Tagged: referred to the decision-maker

Undercover at the Jobcentre

I asked the Jobcentre to let me have work experience there so I could dig up some dirt on the DWP. I did the work experience in another JCP in a different area from 9th March 2015 to 26th March 2015. All names are changed.

Alarm bells started to ring before I’d even started the placement. As I read the training material I overheard a man getting referred to the decision-maker for not applying for jobs. For the first job, there was no bus to get there on time. The other job he didn’t apply for required qualifications he didn’t have.

At about 10:15 on the first day of my work experience (Tuesday 10th March 2015) administrator Pammy said shows like Benefits Britain make her angry because those programmes depict JCP staff as “ogres” but it’s the benefits claimants who are lazy. “They were sanctioned for a reason,” she kept saying.

Pammy said the show had portrayed a lone mum with three kids who was sanctioned and now dependent on a food bank. The woman said she was feeding her kids out of the freezer but didn’t have enough frozen food to feed them. Pammy called her “lazy” and said she should “buy fresh food then” and that she obviously “has an attitude problem.”

During my time in the Jobcentre I saw numerous examples of staff insensitivity towards ESA claimants and customers who were ill. An ESA claimant came in asking why he hadn’t been paid. It turned out that his benefits had been stopped because he hadn’t got a ‘sick line’ (note of unfitness for work) from his GP to prove he was still unfit for work.

In response to my question about why he was on ESA, Pammy said he might be depressed. She said this is a “lazy attitude” but that now his benefit is stopped then he’ll go because he wants benefits. She kept repeating this point, convinced that benefits were the only thing that motivated depressed people (or Jobcentre customers generally).
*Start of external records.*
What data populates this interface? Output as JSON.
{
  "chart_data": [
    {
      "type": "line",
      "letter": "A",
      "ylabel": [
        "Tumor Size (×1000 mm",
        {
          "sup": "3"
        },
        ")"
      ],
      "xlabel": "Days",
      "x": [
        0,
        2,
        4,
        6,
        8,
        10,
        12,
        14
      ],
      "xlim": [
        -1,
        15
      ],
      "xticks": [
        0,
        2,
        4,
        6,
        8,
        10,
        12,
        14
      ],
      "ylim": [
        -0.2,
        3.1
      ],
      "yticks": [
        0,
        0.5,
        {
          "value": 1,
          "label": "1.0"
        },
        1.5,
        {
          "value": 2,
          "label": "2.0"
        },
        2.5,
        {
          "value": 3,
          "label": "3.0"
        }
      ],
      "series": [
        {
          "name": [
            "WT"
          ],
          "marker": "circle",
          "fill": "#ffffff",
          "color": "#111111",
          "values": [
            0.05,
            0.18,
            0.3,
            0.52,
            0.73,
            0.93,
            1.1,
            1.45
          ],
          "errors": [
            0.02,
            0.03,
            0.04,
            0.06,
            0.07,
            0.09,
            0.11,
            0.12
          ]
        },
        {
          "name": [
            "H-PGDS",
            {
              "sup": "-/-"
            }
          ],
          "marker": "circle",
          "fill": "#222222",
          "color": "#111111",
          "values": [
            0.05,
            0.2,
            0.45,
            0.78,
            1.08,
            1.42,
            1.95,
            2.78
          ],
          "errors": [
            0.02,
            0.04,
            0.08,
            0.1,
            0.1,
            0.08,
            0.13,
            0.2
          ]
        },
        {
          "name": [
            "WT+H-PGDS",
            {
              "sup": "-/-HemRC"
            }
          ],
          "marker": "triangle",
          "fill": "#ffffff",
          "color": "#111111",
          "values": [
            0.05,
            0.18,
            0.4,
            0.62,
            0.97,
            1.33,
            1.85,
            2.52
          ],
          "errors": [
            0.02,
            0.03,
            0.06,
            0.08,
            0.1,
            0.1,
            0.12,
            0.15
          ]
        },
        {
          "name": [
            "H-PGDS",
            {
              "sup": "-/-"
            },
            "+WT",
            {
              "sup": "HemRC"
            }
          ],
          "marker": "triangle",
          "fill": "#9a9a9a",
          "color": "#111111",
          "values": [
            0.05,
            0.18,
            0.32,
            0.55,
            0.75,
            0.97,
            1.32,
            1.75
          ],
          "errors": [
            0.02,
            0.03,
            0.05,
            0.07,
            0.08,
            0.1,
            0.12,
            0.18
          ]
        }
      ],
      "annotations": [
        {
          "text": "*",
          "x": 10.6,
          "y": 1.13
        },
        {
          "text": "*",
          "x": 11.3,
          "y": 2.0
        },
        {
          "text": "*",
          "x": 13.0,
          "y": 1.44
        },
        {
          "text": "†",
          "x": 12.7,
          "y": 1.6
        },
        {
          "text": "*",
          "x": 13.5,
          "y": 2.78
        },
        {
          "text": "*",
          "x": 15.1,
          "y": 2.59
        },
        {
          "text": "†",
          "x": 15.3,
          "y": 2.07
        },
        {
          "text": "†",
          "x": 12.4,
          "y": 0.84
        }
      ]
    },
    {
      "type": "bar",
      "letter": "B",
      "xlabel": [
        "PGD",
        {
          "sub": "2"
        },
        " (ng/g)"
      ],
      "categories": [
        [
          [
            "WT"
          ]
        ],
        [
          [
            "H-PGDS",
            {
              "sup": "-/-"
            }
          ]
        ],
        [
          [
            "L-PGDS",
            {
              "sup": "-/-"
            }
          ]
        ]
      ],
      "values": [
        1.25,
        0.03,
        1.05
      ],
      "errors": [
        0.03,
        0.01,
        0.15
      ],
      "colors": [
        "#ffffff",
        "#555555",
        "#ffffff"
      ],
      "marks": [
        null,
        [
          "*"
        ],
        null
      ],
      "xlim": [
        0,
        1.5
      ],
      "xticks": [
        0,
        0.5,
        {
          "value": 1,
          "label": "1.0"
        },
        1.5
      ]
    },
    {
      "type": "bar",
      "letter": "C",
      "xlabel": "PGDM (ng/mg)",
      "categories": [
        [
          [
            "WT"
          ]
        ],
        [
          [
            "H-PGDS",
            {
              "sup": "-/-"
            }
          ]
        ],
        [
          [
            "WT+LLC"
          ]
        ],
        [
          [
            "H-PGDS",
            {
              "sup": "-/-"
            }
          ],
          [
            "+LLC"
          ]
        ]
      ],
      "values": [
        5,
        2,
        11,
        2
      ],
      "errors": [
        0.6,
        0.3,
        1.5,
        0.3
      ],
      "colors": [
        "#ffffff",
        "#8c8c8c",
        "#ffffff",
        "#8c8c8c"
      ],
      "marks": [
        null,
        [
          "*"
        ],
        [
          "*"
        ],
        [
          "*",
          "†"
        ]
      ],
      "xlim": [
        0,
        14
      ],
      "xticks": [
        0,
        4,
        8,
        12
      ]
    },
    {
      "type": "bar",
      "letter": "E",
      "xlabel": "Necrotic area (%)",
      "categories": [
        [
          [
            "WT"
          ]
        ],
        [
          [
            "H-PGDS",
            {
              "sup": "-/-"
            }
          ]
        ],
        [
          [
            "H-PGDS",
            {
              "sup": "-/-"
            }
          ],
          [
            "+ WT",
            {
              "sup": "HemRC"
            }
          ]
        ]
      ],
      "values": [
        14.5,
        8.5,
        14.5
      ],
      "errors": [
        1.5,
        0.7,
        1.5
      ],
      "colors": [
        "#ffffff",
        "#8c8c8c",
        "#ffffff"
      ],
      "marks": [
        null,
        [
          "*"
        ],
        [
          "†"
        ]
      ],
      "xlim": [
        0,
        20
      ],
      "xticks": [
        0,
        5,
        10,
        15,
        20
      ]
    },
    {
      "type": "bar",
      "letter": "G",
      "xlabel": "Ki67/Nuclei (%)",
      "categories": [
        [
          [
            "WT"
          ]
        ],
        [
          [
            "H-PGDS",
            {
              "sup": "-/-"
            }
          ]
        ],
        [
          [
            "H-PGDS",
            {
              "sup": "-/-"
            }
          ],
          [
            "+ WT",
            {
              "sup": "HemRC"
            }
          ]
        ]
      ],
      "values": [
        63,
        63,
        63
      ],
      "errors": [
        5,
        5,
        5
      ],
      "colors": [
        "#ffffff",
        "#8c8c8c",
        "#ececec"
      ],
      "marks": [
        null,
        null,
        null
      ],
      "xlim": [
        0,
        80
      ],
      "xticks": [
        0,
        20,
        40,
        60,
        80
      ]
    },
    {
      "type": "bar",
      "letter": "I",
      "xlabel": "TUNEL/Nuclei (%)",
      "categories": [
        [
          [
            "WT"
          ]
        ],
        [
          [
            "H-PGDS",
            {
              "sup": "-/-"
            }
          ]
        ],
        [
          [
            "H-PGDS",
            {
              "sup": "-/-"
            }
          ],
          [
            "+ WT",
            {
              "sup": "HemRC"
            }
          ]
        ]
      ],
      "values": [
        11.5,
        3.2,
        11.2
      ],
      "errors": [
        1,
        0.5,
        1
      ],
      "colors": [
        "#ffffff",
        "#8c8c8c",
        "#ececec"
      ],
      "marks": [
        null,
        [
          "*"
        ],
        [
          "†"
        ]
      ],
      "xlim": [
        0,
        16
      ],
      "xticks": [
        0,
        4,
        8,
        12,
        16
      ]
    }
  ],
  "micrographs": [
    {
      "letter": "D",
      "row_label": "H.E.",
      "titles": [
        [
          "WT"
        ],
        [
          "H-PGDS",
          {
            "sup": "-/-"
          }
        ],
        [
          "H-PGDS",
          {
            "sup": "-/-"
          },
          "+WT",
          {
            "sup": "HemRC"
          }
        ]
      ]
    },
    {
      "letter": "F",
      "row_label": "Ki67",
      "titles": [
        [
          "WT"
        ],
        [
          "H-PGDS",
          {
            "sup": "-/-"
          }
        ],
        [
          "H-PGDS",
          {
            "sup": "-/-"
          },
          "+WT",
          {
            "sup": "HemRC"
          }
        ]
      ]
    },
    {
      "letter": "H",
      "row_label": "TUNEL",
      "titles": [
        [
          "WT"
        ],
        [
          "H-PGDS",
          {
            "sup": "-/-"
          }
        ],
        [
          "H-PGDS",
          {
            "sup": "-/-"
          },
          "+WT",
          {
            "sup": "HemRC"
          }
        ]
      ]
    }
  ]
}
Another morning, a JSA claimant told me she was now sanctioned and applying for hardship funds. She’d been ill and missed a Jobcentre appointment. She had phoned the doctor and went to get sick note the next day but her GP wouldn’t give her one because they didn’t see her the day she was ill, so she was sanctioned.

A man who was claiming JSA came into the Jobcentre to explain that he didn’t sign-on on Friday because he went to a funeral. Pammy said he would “probably” be referred to a decision-maker and maybe he’d get sanctioned. She also criticised him for waiting until 1pm the next working day (Monday) to inform the Jobcentre instead of telling them on Friday, the day of the funeral.

G4S security guard (‘Customer Care Officer’) Bob pointed out a customer to me and claimed he was a lost cause. He said some claimants would “like you to think [they’re looking for work]” but they aren’t, and he “will never get a job, who would hire him, would you give him a job?” Bob then suggested “They should just be wiped out, we shouldn’t have to deal with them”.